|시간 제한||메모리 제한||제출||정답||맞은 사람||정답 비율|
|2 초||512 MB||98||21||12||25.000%|
You work at a biological company and are currently developing a new type of vaccine for flu. A crucial step for making a new vaccine is to analyze an RNA strand and find a big chunk of the RNA strand that can be linked together. The RNA structure plays an important role in cells and molecular evolution. Thus, it is very important to calculate an RNA structure with a maximum number of links, which would use the optimal thermodynamic energy. This problem is called the pseudoknot prediction problem. When we regard an RNA strand as a string w, a pseudoknot string is in the form of w = uνzRuRyz, where u, v, z, y are substrings of w, |u|, |z| > 0 and |v|, |y| ≥ 0. Here uR and zR denote the reversal of u and z, respectively, and then (u, uR) and (z, zR) form two links.
Figure J.1. An example of pseudoknot and non-pseudoknot
For example, the string in Figure J.1(a) is a pseudoknot since we can decompose the string w into six substrings u, v, zR, uR, y, z such that u = ICPC, v = IN, y = FOR and z = KOREA. Note that the two bold substrings (u, uR) are reversal to each other, and the two underlined substrings (z, zR) are reversal to each other. Now consider the string in Figure J.1(b). No matter how we decompose the string, we cannot make the pseudoknot structure. Therefore, we say that the string is not a pseudoknot.
Figure J.2. Another pseudoknot example
The string in Figure J.2. is also a pseudoknot. Note that here v, y are the null string (i.e., |v| = |y| = 0). We only require that u, z should be non-null strings (|u|, |z| > 0) and v, y can be a null-string in the pseudoknot structure.

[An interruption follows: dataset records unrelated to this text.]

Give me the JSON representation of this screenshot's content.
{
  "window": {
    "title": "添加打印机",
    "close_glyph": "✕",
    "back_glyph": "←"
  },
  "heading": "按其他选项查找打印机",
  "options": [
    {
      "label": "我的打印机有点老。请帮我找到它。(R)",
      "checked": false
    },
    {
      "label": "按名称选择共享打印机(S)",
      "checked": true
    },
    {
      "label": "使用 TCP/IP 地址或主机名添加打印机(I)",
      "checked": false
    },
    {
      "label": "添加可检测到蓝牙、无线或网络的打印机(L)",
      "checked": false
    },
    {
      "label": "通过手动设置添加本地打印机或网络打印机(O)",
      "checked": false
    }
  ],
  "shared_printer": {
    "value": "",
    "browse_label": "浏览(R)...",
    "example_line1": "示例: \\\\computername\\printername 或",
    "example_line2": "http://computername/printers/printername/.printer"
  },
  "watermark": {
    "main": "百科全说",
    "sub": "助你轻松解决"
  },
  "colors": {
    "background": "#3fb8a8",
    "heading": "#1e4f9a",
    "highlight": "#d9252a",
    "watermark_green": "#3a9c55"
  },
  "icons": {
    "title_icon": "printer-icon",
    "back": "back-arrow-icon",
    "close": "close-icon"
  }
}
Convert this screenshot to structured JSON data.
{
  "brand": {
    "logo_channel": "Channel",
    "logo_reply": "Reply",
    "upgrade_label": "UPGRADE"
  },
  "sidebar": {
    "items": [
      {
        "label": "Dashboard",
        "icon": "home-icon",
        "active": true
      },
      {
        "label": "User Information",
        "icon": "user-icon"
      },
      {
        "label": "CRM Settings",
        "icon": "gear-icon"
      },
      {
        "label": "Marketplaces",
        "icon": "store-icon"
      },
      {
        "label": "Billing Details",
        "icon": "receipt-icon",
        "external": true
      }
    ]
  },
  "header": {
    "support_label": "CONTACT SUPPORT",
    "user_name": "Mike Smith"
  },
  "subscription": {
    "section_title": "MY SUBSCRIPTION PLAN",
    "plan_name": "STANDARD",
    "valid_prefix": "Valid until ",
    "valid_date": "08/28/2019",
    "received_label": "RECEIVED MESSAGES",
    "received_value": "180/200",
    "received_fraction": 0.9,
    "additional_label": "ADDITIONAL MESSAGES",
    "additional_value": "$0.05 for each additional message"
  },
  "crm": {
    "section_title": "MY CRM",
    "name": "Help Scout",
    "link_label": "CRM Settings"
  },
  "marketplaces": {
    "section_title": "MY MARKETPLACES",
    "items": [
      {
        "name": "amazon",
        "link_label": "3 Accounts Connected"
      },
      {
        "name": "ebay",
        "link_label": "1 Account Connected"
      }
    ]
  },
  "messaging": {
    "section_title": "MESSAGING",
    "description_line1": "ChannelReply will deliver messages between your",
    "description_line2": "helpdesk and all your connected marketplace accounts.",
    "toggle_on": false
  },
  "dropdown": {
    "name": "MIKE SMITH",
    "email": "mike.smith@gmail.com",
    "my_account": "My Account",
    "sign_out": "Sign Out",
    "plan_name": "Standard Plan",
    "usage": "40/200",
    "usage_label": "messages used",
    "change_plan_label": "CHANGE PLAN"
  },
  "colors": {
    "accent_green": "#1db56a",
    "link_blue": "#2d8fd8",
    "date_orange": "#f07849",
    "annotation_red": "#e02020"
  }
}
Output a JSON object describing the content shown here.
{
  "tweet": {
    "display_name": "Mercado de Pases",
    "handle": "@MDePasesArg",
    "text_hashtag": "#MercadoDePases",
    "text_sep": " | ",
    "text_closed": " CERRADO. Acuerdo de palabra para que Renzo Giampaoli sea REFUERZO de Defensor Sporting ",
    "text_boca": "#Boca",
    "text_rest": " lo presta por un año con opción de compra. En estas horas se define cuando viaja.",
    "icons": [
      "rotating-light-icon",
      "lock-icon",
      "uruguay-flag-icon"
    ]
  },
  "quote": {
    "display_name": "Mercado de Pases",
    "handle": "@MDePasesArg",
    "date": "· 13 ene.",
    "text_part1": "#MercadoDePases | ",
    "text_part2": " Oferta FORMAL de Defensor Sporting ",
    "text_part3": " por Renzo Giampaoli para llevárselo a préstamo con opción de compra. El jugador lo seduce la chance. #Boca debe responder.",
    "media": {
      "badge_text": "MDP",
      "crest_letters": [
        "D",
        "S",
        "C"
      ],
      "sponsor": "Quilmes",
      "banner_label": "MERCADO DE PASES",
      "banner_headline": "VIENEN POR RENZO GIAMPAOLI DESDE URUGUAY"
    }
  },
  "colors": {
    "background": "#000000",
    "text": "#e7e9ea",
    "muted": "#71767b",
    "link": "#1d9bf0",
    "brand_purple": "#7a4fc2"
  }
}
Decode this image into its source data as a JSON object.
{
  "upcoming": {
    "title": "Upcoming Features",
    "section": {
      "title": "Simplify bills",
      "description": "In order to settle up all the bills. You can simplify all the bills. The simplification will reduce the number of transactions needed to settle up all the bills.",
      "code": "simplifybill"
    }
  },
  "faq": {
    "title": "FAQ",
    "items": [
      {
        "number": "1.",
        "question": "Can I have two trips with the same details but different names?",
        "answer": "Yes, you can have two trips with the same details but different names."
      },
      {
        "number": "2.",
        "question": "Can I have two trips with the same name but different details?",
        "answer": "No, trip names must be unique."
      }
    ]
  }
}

Figure J.3. An example of two different pseudoknot structures for a same string
For some strings, there might be more than one possible pseudoknot depending on how we decompose the string. For instance, we have two different pseudoknot structures for the same string in Figure J.3. In biology, it is desirable to maximize the number of links, which is the reversal matching in pseudoknot. This implies that Figure J.3.(a) is more desirable than Figure J.3.(b) and, thus, it is better to report (a) instead of (b) for the input string in Figure J.3.
Your program is to read from standard input. The input is a single string from the alphabet of uppercase letters without whitespace and line-break. The length of the string is between 1 and 200,000.
Your program is to write to standard output. Print exactly one line for the input. The line should contain an integer for the largest t such that the input string w is a pseudoknot under the required conditions, w = uvzR uRyz, |u|, |z| ≥ t and |v|, |y| ≥ 0. If no such t exists (i.e., w is not a pseudoknot), then your program should output -1.